Voilà comment la contrainte budgétaire se conjugue avec la censure politique.

Stéphane Guibert / Finalscape / VK

« Complément d’enquête » et « Envoyé spécial » sous le choc des coupes budgétaires
Lors d’une assemblée générale, les journalistes de France Télévisions ont adopté le principe d’un vote sur une motion de défiance contre la présidente du groupe public, Delphine Ernotte.

« D’accord pour participer à l’effort de guerre, mais là, ça va trop loin… » Ce journaliste résume « l’état de sidération » des équipes d’« Envoyé spécial » et « Complément d’enquête », deux émissions sur lesquelles la direction de l’information de France Télévisions veut réaliser des économies.

Une « piste » à l’étude serait de diffuser les « jeudis de l’information » seulement en première partie de soirée, ce qui réduirait le temps d’antenne de ces émissions présentées par Elise Lucet et Thomas Sotto. Au passage, des contrats à durée déterminée, majoritaires dans ces émissions, seraient supprimés. « Rien n’est encore arbitré », a précisé le directeur de l’information, Yannick Letranchant, mercredi 22 novembre sur France Inter.

Sans rassurer : une assemblée générale s’est tenue jeudi 23 novembre à France 2, lors de laquelle les journalistes ont adopté le principe d’un vote sur une motion de défiance contre la présidente de France Télévisions, Delphine Ernotte. Le vote aura lieu dans les prochains jours.

« Réduire la voilure »

Mardi, les équipes des deux émissions ont adressé une lettre ouverte à la présidente Delphine Ernotte : « Une rédaction des magazines de service public, c’est la possibilité de pouvoir enquêter sur Bygmalion sans être censuré, d’envoyer une équipe en Erythrée sans être accusé de sous-traiter le risque, de dévoiler les dessous de la communication d’Emmanuel Macron sans payer les mécontentements du Château (…), d’être la seule rédaction suffisamment indépendante pour pouvoir enquêter sur Vincent Bolloré et de remporter ainsi le prestigieux prix Albert Londres. »

Mercredi, la société des journalistes (SDJ) de France 2 a renchéri : « Tout en payant la même redevance, le téléspectateur verra moins d’émissions d’enquêtes et d’investigation. »
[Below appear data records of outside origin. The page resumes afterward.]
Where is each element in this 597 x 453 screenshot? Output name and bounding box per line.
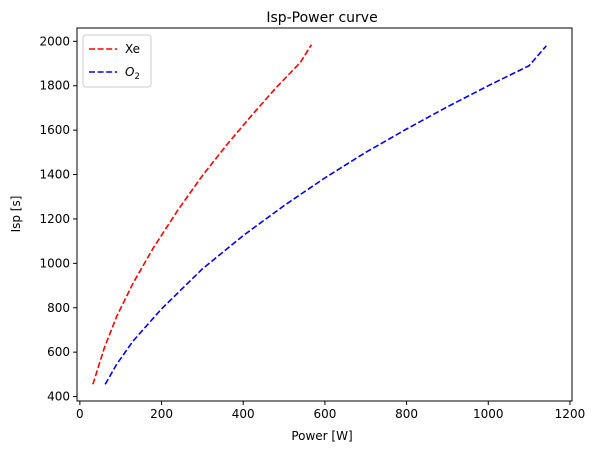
legend-label-subscript: 2 <box>134 72 139 82</box>
x-tick-label: 400 <box>232 407 255 421</box>
y-axis-ticks: 400 600 800 1000 1200 1400 1600 1800 2000 <box>39 34 77 404</box>
y-tick-label: 1200 <box>39 212 70 226</box>
y-tick-label: 600 <box>47 345 70 359</box>
x-tick-label: 0 <box>76 407 84 421</box>
x-axis-label: Power [W] <box>291 429 352 443</box>
legend: Xe O2 <box>82 34 152 88</box>
x-axis-ticks: 0 200 400 600 800 1000 1200 <box>76 401 585 421</box>
x-tick-label: 1000 <box>473 407 504 421</box>
legend-label-base: Xe <box>125 42 140 56</box>
y-tick-label: 1800 <box>39 79 70 93</box>
y-tick-label: 1600 <box>39 123 70 137</box>
legend-label-base: O <box>125 65 134 79</box>
legend-label-o2: O2 <box>125 65 140 82</box>
y-axis-label: Isp [s] <box>9 196 23 233</box>
y-tick-label: 1000 <box>39 256 70 270</box>
legend-box <box>82 34 152 88</box>
x-tick-label: 600 <box>313 407 336 421</box>
y-tick-label: 1400 <box>39 168 70 182</box>
y-tick-label: 400 <box>47 390 70 404</box>
series-line-o2 <box>104 45 547 385</box>
plot-lines <box>92 44 547 385</box>
y-tick-label: 800 <box>47 301 70 315</box>
x-tick-label: 1200 <box>555 407 586 421</box>
chart-title: Isp-Power curve <box>266 10 377 26</box>
x-tick-label: 800 <box>395 407 418 421</box>
x-tick-label: 200 <box>150 407 173 421</box>
legend-label-xe: Xe <box>125 42 140 56</box>
series-line-xe <box>92 44 313 385</box>
y-tick-label: 2000 <box>39 34 70 48</box>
En face, la direction met en avant les économies imposées par le gouvernement : le budget 2018 a été réduit de 50 millions d’euros, malgré le non-remplacement d’un départ à la retraite sur deux. « Réduire la voilure n’est jamais agréable mais aucun service n’y échappe », a assumé Yannick Letranchant. Une bataille de chiffres est engagée : « Cinquante millions d’euros, sur trois milliards de budget, ça devrait représenter moins de 2 %, argumente un journaliste. Or, “Envoyé spécial” et “Complément d’enquête” emploient 25 reporters, dont seulement 7 en CDI, pointe-t-il. « Si on supprime les CDD, il ne restera que cinq journalistes à “Envoyé spécial” et deux à “Complément d’enquête”. »

Nous conservons les deux marques »Selon la direction, il n’y a pas plus de 55 % de CDD, si l’on inclut les non-reporters. Surtout, les réductions de postes ne seraient pas chiffrables car elles dépendent de la fréquence de la nouvelle programmation et de sa date d’entrée en vigueur, a priori en début d’année. Sur les plus de 200 postes non renouvelés à France Télévisions en 2018, « 40 à 50 » devraient être supprimés à « l’info », reconnaît la direction. La SDJ craint que les « magazines » – « Complément d’enquête » et « Envoyé Spécial », mais aussi « 13 h 15 le samedi » et « 19 heures le dimanche » – soient sabrés, en raison de la suppression de CDD

Le temps d’antenne, selon les journalistes, pourrait être divisé par trois : aujourd’hui, « Envoyé spécial » et « Complément d’enquête » sont programmés l’un à la suite de l’autre, trois jeudis par mois, environ. Demain, ils pourraient n’être visibles qu’une fois par mois chacun, les deux autres jeudis étant consacrés à « L’Emission politique » et à « L’Angle éco ». Mais pour la direction, ces calculs sont prématurés : « Envoyé spécial » pourrait être plus fréquent que « L’Angle éco ».

« Nous conservons les deux marques, “Envoyé spécial” et “Complément d’enquête” », a insisté M. Letranchant, pour qui l’investigation « ne se mesure pas au kilo. » De plus, « Complément d’enquête » passerait en prime time. Enfin, argue la direction, les réductions de postes dans les services d’information sont d’autant plus importantes que ceux-ci ont été épargnés ces dernières années, en raison de la présidentielle et du lancement de la chaîne France info.

Le sujet est très sensible pour Delphine Ernotte, qui a souvent mis en avant la liberté d’enquête du service public : elle avait diffusé un documentaire sur le Crédit mutuel, déprogrammé par le Canal+ de Vincent Bolloré. Puis, son directeur de l’information Michel Field avait limogé les figures historiques d’« Envoyé spécial », Guilaine Chenu et Françoise Joly, et demandé à Elise Lucet, le visage de « Cash Investigation », de superviser les « jeudis de l’information ».

Une décision « dans les prochains jours »

Depuis, des accrocs ont eu lieu, notamment fin 2016, autour de la date de programmation d’un sujet sur les comptes de campagne de Nicolas Sarkozy. Au printemps 2017, une réflexion a été mise en place pour « diversifier » les enquêtes d’« Envoyé spécial » et intégrer davantage de thèmes de société. Début juillet, son rédacteur en chef, Jean-Pierre Canet, ancien de « Cash Investigation », a été mis à l’écart après la mort de trois journalistes lors d’un tournage à Mossoul, en Irak.

« Il n’y a pas eu d’inflexion de la ligne et nous avons continué à faire des reportages parfois difficiles », relativise un journaliste, tout en pointant une « pression » sur les audiences, en « dents de scie ». « Nos sujets sont parmi ceux qui créent le plus de retours négatifs ou de procès, argumente un autre reporter. Nous ne sommes pas dociles. Si on réduisait “Envoyé spécial” et “Complément d’enquête” ou qu’on faisait appel à des sociétés extérieures, ces sujets existeraient sans doute moins. » La direction promet de prendre une décision « dans les prochains jours ».